I am using Gridsearch for a DecisionTreeClassifier predicting a binary outcome. When I run fit and predict with default parameters, I get the following results:
Accuracy: 0.9602242115860793
F1: 0.9581087077004674
Then I try GridsearchCV:
from sklearn.model_selection import GridSearchCV
param_grid = {"criterion": ["gini", "entropy"],
"min_samples_split": [2, 10],
"max_depth": [2, 5, 10]
}
grid = GridSearchCV(dtc, param_grid, cv=3, scoring='neg_mean_squared_error')
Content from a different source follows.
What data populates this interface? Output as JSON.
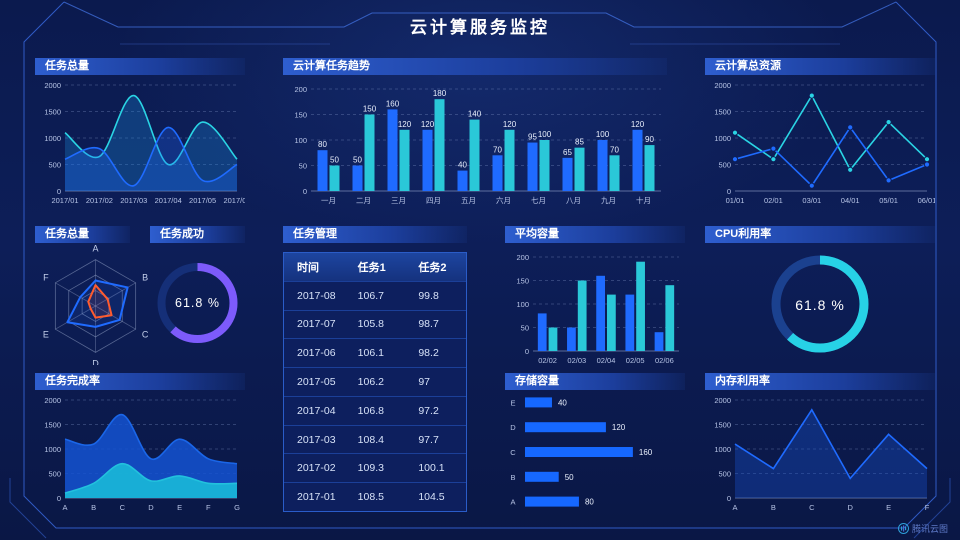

grid.fit(X_train, y_train.values.ravel())
y_pred_class = grid.predict(X_test)
When I check the results in y_pred, they only contain one class (0) and thus I get a warning when I try to look at F1:
site-packages\sklearn\metrics\classification.py:1135: UndefinedMetricWarning: F-score is ill-defined and being set to 0.0 in labels with no predicted samples. 'precision', 'predicted', average, warn_for)
Could anyone please suggest what could be the issue here and why the best parameters give the same prediction for the whole set?
Answer: With that many features in my dataset, restricting max depth and min samples split with the specified values could not give adequate results. Adding None and increasing the range fixed the issue.